Vilmos Wilheim

Personal information
- Date of birth: 25 November 1895
- Place of birth: Budapest, Austro-Hungary
- Date of death: 1962
- Place of death: Unknown
- Position(s): Defender

Senior career*
- Years: Team / Apps / (Gls)
- 0000–1916: KAOE
- 1917–1923: Ferencváros / 55 / (0)
- 1923–1924: Vicenza
- 1924–1925: Ferencváros / 1 / (0)
- 1925–1927: Cremonese

Managerial career
- 1928–1931: Vicenza
- 1931–1935: Spezia
- 1935–1936: Foggia
- 1936–1939: Padova
- 1940: Slavija Sarajevo
- 1947–1948: Padova
- 1949–1950: Vicenza

= Vilmos Wilheim =

Hungarian footballer (1895–1962)

Vilmos Wilheim (25 November 1895 – 1962) was a Hungarian football manager and former player.

==Club career==
Born in Hungarian capital Budapest, Wilheim played with KAOE before joining Ferencváros in 1916 and playing with them in the Hungarian championship since 1917. Later, he played in Italy with Vicenza (1923–24) and Cremonese (seasons 1925–26 and 1026–27). He made 15 appearances and scored 2 goals in the 1926–27 Divisione Nazionale.

==Coaching career==
After retiring, Wilheim started his coaching career.
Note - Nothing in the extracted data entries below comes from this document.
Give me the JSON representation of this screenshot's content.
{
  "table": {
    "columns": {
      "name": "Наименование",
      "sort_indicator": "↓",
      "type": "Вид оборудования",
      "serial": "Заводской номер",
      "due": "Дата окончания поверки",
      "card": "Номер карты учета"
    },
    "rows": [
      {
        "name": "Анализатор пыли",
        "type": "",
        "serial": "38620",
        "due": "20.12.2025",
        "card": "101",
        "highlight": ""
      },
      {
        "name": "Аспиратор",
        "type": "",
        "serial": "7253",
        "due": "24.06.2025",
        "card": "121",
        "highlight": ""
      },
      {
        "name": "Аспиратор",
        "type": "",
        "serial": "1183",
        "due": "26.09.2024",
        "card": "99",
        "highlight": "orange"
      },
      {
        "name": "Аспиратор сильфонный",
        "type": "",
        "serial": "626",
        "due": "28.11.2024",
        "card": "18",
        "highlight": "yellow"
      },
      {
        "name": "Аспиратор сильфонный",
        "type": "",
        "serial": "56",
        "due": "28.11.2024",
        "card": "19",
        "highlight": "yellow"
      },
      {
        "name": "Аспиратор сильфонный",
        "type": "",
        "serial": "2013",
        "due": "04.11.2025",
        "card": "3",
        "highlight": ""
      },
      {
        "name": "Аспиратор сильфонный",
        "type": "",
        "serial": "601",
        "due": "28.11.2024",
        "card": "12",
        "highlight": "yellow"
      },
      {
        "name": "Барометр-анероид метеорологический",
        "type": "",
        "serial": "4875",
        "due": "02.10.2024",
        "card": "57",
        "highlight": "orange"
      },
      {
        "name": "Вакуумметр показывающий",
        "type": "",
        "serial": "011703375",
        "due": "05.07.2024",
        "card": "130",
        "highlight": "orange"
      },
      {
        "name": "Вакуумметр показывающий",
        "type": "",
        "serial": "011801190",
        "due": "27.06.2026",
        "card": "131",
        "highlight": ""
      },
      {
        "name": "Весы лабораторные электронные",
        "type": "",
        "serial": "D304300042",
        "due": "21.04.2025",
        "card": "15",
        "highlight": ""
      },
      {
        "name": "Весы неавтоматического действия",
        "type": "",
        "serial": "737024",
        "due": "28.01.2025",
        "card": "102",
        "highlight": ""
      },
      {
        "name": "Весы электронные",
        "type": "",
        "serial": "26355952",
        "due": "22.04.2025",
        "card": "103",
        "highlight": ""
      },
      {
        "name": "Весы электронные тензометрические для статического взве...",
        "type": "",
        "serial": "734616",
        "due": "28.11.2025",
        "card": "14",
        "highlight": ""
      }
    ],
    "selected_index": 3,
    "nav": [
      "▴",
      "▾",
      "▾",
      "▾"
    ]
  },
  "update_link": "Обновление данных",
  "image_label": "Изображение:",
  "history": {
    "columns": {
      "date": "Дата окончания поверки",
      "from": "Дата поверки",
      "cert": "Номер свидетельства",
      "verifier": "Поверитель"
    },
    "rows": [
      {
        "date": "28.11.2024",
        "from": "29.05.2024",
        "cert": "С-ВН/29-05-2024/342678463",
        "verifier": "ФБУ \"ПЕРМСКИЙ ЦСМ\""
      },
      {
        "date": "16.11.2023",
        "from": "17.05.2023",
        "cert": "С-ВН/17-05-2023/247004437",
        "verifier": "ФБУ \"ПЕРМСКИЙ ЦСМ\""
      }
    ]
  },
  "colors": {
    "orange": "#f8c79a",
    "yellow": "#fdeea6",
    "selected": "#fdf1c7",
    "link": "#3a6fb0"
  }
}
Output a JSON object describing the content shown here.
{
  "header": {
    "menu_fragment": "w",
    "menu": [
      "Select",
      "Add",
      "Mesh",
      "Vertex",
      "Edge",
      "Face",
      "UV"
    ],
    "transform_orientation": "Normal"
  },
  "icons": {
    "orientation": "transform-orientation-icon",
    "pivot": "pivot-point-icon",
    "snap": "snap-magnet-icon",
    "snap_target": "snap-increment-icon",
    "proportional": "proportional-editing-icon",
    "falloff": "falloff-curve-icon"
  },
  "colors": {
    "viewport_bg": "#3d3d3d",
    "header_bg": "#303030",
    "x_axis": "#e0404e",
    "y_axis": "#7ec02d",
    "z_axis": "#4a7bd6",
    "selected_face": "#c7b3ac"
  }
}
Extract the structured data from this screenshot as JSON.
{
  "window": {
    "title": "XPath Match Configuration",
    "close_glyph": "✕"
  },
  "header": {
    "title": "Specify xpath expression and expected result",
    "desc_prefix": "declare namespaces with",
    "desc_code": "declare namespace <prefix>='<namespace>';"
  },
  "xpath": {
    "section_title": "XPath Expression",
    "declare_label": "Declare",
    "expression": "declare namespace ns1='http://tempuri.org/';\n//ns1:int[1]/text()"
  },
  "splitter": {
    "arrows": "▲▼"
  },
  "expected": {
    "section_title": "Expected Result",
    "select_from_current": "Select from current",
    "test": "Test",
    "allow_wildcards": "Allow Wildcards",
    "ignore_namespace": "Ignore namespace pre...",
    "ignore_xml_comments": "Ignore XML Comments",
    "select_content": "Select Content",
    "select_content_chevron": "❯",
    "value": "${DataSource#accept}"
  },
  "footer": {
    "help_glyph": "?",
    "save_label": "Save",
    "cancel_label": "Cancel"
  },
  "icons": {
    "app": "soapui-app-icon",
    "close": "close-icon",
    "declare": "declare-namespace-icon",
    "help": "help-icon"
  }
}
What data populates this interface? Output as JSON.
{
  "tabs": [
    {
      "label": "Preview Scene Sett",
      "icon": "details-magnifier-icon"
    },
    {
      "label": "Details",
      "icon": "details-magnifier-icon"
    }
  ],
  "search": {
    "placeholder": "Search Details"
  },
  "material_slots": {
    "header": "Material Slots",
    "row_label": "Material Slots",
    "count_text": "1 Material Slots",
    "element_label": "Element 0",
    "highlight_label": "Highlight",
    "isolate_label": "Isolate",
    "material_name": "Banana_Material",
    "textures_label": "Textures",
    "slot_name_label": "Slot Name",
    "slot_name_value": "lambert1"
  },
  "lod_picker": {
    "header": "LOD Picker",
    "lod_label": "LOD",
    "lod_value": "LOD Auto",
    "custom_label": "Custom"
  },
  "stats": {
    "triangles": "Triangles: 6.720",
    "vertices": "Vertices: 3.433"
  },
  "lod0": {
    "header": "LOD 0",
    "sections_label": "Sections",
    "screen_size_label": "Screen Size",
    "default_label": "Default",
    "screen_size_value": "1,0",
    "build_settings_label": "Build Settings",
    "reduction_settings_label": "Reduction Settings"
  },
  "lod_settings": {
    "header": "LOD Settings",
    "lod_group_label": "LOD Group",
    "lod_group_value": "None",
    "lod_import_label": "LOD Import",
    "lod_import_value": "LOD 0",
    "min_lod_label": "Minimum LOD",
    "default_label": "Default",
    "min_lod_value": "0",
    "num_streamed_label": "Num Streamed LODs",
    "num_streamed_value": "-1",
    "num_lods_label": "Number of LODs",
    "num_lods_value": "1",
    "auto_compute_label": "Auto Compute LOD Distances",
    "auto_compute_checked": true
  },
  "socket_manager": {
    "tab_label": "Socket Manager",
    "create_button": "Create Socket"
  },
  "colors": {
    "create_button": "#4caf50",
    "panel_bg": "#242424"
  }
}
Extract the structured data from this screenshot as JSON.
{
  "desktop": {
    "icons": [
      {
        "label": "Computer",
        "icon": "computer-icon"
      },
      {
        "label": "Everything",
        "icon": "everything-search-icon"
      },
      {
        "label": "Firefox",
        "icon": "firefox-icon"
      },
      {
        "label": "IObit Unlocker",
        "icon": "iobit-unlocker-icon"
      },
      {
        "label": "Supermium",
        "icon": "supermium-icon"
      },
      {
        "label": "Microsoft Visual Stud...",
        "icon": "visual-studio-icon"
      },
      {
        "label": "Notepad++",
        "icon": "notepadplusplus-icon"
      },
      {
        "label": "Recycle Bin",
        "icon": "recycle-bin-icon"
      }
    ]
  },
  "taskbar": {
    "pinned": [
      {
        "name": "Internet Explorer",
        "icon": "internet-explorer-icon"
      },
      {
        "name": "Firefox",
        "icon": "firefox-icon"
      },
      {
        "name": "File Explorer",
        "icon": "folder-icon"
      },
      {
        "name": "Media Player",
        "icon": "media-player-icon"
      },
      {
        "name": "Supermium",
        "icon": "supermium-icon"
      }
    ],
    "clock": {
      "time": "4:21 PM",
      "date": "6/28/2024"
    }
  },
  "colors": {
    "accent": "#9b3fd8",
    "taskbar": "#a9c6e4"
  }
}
Between 1928 and 1939 he coached in Italy the following clubs: Vicenza, Spezia, Foggia and Padova. Then he moved to Yugoslavia, coaching Bosnian side FK Slavija in their campaign in the 1939–40 Yugoslav Football Championship. In the late 1940s he returned to Italy and coached for second time Padova and Vicenza.

He was known in Italy also as Wilmas Wilhelm or Guglielmo Wilhelm.